There are many aspects which determine the design space of P2P storage systems. A lot of these design decisions are pertaining to the fact that to achieve fault-tolerance and load-balancing, redundancy of stored content is necessary. As a consequence – choice of the kind of redundancy to be used (e.g., replication, encoded or mixed), the placement of these redundant objects, and the maintenance of redundancy in presence of churn determine the design axis of p2p storage systems, as shown in Figure 1.
Figure 1. The design space of P2P storage systems
The primary focus of this chapter is along one dimension of this design space - studying different redundancy maintenance strategies, analytical tools to understand the interplay of maintenance and churn, and empirical comparative study of various maintenance strategies.
We first provide background information, including historical context of P2P storage systems and their applications, as well as motivate the problem studied in this chapter - that of maintaining redundancy in P2P storage systems under churn. This will include characterization of churn itself.
We elaborate the various redundancy maintenance strategies (including high level algorithmic details) of existing maintenance mechanisms. The effectiveness of the maintenance mechanisms, and the dynamics of maintenance under churn have been studied both by constructing analytical models, as well as by simulation experiments.
We outline two analytical models to study storage systems under churn. Markov models are used to study the dynamic equilibrium in P2P storage systems under the hypothetical assumption of how the system would behave if the level of churn is constant. Stochastic differential equations are used to study the system’s evolution as the churn level keeps varying.
We then summarize results from simulation based experiments as well as experiences from prototype deployments to study (in)effectiveness and (in)efficiency of the different maintenance mechanisms and garbage collection mechanisms.
Materials presented in this chapter include both our own works and a survey of works done by other researchers, to provide a well-rounded overview of current literature.
Among other implications of the design choices are issues like – “How are the distributed objects found?” “How is the consistency of mutable content stored redundantly dealt with?” Such topics are beyond the scope of this chapter. For the first issue – search of objects, readers should refer to structured overlays and DHTs which is one possible mechanism to locate objects in a decentralized manner.
TopBackground
Early major attempts of building distributed storage systems were started in the middle of 80s. Most traditional distributed storage systems (e.g., NFS, AFS, CODA, etc) are built on top of reliable dedicated workstations with good network connections, and are implemented in a client-server manner to perform replication, caching and maintenance. It is expensive to build such a system for small companies. The client-server architecture also makes those systems less scalable.
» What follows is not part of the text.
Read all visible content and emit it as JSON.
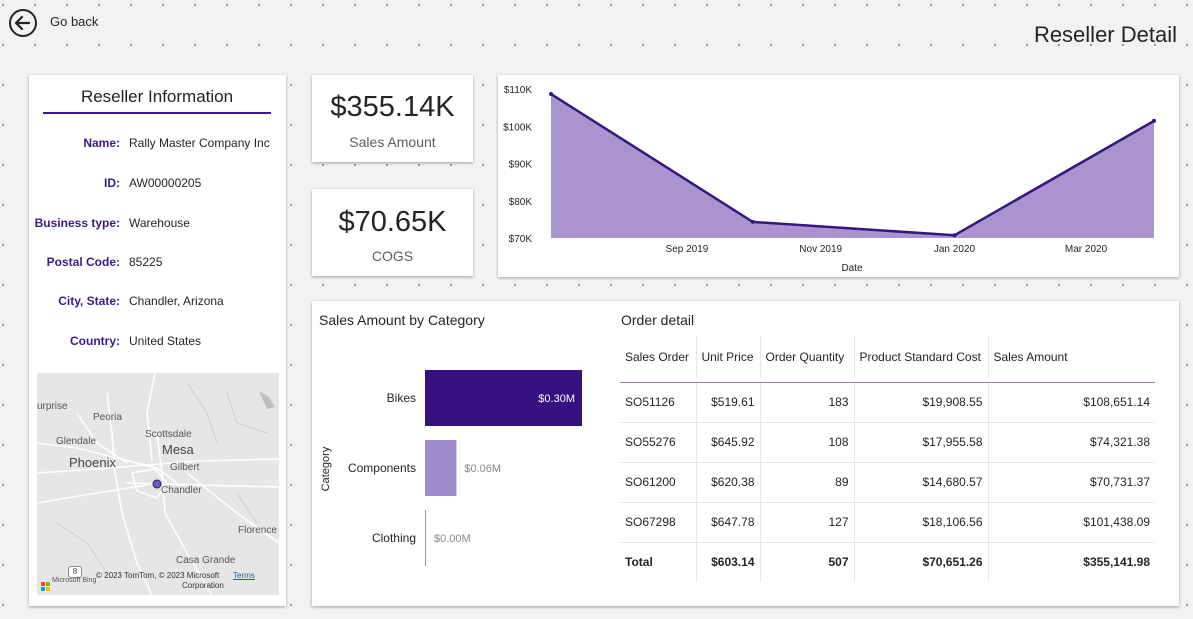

In recent years, Internet growth has inspired a new class of storage systems that adopt the peer-to-peer paradigm. By harnessing the storage space at the edge of the Internet, P2P storage systems can provide inexpensive, scalable, fault-tolerant, and highly-available storage without centralized servers. Some of recent P2P storage systems include OceanStore (Kubiatowicz et al., 2000), DHash (Dabek et al., 2004), Total Recall (Bhagwan et al., 2004), etc. In spite of its superior scalability and trivial storage cost compared to traditional systems, P2P storage systems pose many new challenges due to the intrinsic characteristics of autonomous peers.